Drax Margins hit by soaring Carbon-Credit cost
Posted on: August 6th, 2008 by Jenson BrayshawDrax seems to be paying high price for running country’s biggest carbon contaminating power station. Its half year earnings have shown steep decline thanks to the higher expenditure of purchasing carbon credits. Company’s current half-yearly profit of GBP 150 Million is in stark contrast with GBP 273 Million figure for the last year. Company is further expecting annual profits to maintain the equally dismal streak.
Drax owns 4000 MW power station in North Yorkshire that accounts for 7% of total power generation in country. Last year, Drax spent £11 Million for buying carbon credits. This year, it already has spent £107m. Implementation of second phase of European emissions trading scheme has reduced Drax’s carbon allocation which has resulted in higher outlay for acquiring required carbon credits. However, firm is still planning to pay £ 50m to its shareholders as dividend.
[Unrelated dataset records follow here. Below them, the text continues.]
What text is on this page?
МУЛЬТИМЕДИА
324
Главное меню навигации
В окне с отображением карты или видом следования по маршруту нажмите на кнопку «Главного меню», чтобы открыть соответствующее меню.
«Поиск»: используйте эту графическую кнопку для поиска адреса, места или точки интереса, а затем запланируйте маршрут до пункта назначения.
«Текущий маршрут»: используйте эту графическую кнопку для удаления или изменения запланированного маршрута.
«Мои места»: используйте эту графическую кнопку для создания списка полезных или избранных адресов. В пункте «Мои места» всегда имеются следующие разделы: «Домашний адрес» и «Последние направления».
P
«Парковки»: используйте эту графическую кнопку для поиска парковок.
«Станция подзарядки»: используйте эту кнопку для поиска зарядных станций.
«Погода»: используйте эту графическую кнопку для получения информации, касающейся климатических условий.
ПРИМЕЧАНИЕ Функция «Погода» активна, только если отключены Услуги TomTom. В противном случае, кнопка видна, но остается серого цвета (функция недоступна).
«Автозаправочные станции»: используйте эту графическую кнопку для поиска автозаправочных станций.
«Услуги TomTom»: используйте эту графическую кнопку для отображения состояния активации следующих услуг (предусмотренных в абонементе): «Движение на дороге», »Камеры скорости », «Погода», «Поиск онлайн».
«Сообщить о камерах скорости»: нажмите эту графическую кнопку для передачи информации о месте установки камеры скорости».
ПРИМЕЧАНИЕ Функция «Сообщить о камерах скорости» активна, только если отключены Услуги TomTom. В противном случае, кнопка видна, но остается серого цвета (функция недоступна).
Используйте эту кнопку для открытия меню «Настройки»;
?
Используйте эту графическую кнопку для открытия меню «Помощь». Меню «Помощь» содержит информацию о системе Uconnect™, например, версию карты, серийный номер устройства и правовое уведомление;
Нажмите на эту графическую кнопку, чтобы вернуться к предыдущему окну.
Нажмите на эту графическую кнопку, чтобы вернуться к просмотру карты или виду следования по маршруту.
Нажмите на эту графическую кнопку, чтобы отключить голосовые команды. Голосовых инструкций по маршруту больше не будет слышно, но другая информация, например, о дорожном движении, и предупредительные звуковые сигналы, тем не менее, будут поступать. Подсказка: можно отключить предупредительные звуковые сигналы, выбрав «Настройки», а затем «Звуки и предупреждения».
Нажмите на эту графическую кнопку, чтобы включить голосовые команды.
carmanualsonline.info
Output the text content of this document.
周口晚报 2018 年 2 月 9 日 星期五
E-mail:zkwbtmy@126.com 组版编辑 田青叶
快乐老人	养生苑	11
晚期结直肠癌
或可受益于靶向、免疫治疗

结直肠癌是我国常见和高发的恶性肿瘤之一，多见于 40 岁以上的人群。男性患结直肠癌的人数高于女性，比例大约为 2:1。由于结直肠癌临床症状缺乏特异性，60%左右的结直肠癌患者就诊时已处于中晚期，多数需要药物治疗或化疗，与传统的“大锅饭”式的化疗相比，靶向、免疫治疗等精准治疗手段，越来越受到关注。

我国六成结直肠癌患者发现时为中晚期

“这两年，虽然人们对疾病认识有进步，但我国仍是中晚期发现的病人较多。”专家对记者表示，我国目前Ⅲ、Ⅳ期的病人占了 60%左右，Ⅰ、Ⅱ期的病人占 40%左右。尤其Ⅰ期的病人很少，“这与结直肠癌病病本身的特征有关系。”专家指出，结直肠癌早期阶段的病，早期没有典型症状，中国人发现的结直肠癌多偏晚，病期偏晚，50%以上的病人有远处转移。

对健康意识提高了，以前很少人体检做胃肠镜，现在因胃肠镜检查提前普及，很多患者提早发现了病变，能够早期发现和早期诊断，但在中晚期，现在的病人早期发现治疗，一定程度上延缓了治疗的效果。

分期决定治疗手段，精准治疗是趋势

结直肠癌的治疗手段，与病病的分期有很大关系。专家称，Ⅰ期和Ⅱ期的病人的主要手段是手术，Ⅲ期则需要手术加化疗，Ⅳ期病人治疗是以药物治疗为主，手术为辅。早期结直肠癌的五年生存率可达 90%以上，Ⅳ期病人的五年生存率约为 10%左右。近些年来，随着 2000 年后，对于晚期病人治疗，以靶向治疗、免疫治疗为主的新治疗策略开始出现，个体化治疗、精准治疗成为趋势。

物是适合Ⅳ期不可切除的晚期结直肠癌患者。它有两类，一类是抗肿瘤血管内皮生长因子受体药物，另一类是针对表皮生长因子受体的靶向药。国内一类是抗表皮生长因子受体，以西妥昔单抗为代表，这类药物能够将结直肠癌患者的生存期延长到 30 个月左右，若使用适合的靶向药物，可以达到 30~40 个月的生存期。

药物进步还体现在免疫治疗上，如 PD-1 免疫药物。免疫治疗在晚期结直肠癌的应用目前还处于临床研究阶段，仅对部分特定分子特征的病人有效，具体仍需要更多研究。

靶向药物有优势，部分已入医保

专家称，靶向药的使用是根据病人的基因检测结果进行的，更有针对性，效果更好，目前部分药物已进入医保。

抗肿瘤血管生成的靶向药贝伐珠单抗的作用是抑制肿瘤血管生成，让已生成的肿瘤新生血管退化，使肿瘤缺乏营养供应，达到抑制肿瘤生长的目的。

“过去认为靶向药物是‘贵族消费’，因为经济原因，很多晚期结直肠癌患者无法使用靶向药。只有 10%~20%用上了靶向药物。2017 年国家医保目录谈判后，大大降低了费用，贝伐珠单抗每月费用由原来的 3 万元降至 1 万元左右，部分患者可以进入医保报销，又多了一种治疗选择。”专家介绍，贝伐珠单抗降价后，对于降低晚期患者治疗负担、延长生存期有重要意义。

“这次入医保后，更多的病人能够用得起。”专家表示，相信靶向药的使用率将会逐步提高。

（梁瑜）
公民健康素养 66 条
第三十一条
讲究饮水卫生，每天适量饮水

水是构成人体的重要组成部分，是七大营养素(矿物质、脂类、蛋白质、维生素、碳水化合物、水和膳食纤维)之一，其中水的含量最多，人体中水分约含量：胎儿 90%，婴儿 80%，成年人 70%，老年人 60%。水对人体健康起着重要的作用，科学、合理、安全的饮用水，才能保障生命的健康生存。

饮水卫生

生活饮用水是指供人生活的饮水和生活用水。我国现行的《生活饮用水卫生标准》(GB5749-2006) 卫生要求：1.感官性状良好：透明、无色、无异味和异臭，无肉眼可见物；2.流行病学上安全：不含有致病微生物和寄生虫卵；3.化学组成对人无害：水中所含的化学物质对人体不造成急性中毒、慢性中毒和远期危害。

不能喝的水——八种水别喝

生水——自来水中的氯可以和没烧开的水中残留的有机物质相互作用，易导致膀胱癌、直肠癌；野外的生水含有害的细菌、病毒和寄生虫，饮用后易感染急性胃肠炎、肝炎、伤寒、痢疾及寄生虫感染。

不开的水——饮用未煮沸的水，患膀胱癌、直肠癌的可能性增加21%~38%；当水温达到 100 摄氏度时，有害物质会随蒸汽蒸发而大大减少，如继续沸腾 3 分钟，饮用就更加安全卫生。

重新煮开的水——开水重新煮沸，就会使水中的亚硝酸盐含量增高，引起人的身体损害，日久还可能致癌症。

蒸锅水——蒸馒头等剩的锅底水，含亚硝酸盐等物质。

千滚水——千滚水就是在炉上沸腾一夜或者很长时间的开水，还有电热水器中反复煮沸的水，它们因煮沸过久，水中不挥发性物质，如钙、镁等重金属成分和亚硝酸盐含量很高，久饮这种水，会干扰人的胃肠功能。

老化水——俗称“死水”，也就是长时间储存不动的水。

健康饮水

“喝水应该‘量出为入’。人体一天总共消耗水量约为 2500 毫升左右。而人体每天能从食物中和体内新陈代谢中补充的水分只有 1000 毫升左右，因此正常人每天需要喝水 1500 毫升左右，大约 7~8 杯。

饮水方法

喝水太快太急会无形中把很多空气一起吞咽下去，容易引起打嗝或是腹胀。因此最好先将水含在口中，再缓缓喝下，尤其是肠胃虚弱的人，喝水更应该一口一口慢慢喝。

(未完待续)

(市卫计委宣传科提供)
Company is favoring Britain’s plan to build more coal-driven power plants. Its CEO, Dorothy Thompson, advocated more reliance on coal-based power generation since neither wind nor nuclear can match the constant electricity supply feature of coal. She also heralded coal as the only viable source of energy. Despite her support for coal, she also declared that the firm is looking to augment the output by the use of alternative resources. She said that although biomass is not as economic sources of energy as coal but she expects it to be economically viable, considering the impact of reduced carbon emissions. However, firm seems to be grossly ignoring the environmental impact of such power stations.